ShakespeareZombie

ShakespeareZombie

Monday, May 23, 2016

The Dark Days Club by Alison Goodman

I know it is hard to accept, but there are agencies other than human in our cities, and they require certain special abilities to contain. Our abilities. For centuries Reclaimers had worked alone, but Mr. Fielding drew our kind into one group: the Dark Days Club..."

Lady Helen starts The Dark Days Club preparing for her presentation before Queen Charlotte. Her parents both died ten years earlier, so she lives under the care of her aunt and uncle. Her aunt is nice, but overbearing. Her uncle sucks. Seriously, he tells her that if the Queen asks about her mother, who everyone believes to have been a traitor to the British government, to say that her mother's death was for the best. His intimidation actually spurs Helen to bring a miniature (A little portrait, if you didn't know) of her mother to the presentation attached to her fan.

Helen is surprised to encounter the notorious Lord Carlston at the palace. Carlston is rumored to have murdered his wife, then suspiciously vanished from society. He is also distantly related to Helen. After a strange encounter, Helen is upset to realize that Carlston stole her miniature. To add to the peculiarity, the Queen does ask after her mother, then tells her, "Don't believe everything you hear."

To get her mother's portrait back, Helen arranges for a visit from Carlston. She is incredibly surprised when he ends up forcefully throwing it at her...and she catches it. Her newly discovered reflexes are bad enough, but one day at the park she nearly ruins her prospects with a potential suitor by starting to chase a runaway horse. The odd part was that she somehow knew exactly what the horse would do before it did it. Carlston eventually reveals the truth: she is a Reclaimer, like her mother before her.

Reclaimers seek out Deceivers, demonic creatures in human form, which they can see through a special lens but only after the Deceiver has fed. There are several different types of Deceivers, all of which feed on sin and vice. The Dark Days Club is the collective group of Reclaimers in England, of which there are very few compared to the thousands of Deceivers. Carlston wants to train Helen to fight the Deceivers after she gains her Receiver strength.
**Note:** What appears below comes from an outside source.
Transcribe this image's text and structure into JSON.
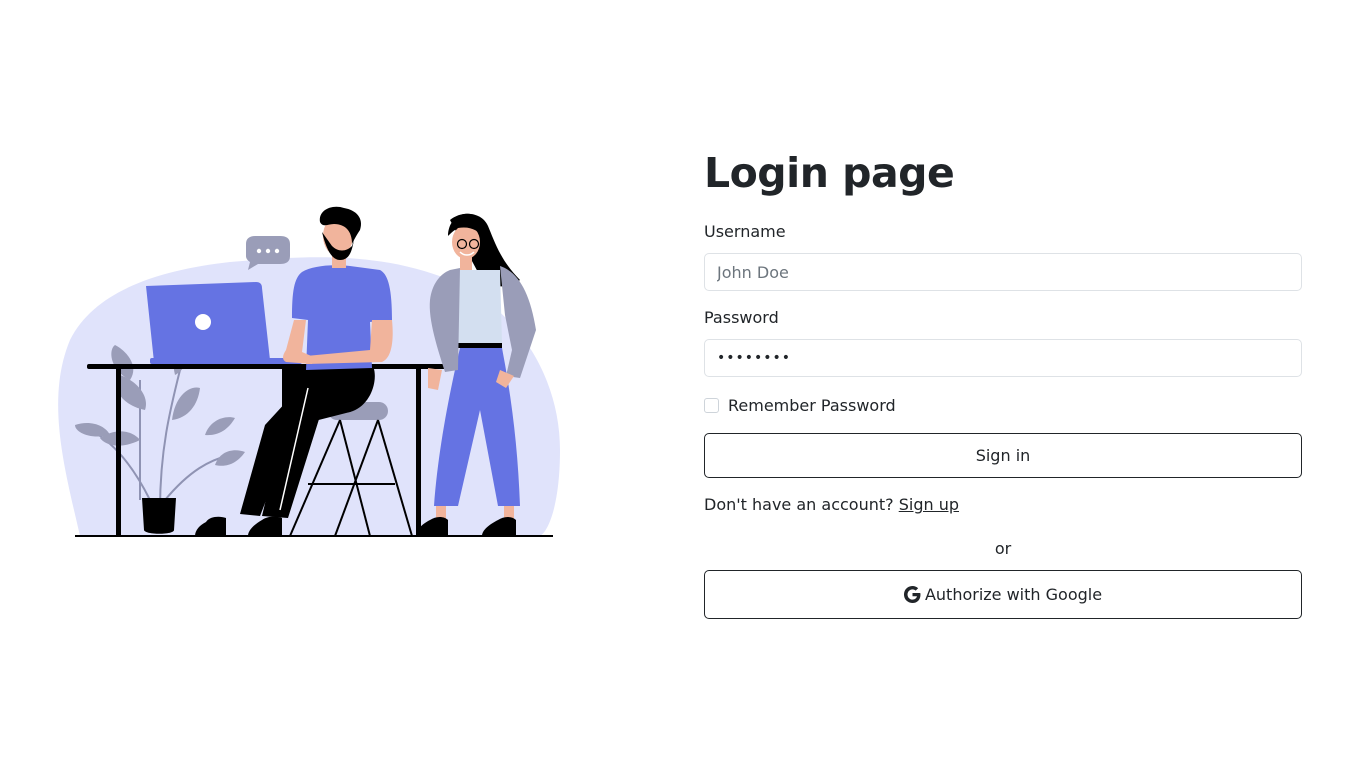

Yet there are things he keeps from her, important revelations about her mother that Helen ends up finding out for herself. So she ends up with a big decision on whether to become a Reclaimer or to give up her legacy and possibly herself.

I really liked the regency era setting of the book. It's like Buffy the Vampire Slayer meets Pride and Prejudice. Everything was way more difficult for Helen given that she had to adhere to such strict rules of conduct as an upper class and unmarried young lady. The story did get weighed down a bit by exposition, but I understand how that can happen with a first book. I'm still looking forward to reading more of the Lady Helen series to see how her story unfolds after the big changes at the end of this book.  

1 comment:

  1. Ooo, I have been on a Regency kick lately and this sounds like fun! Thanks for the great review!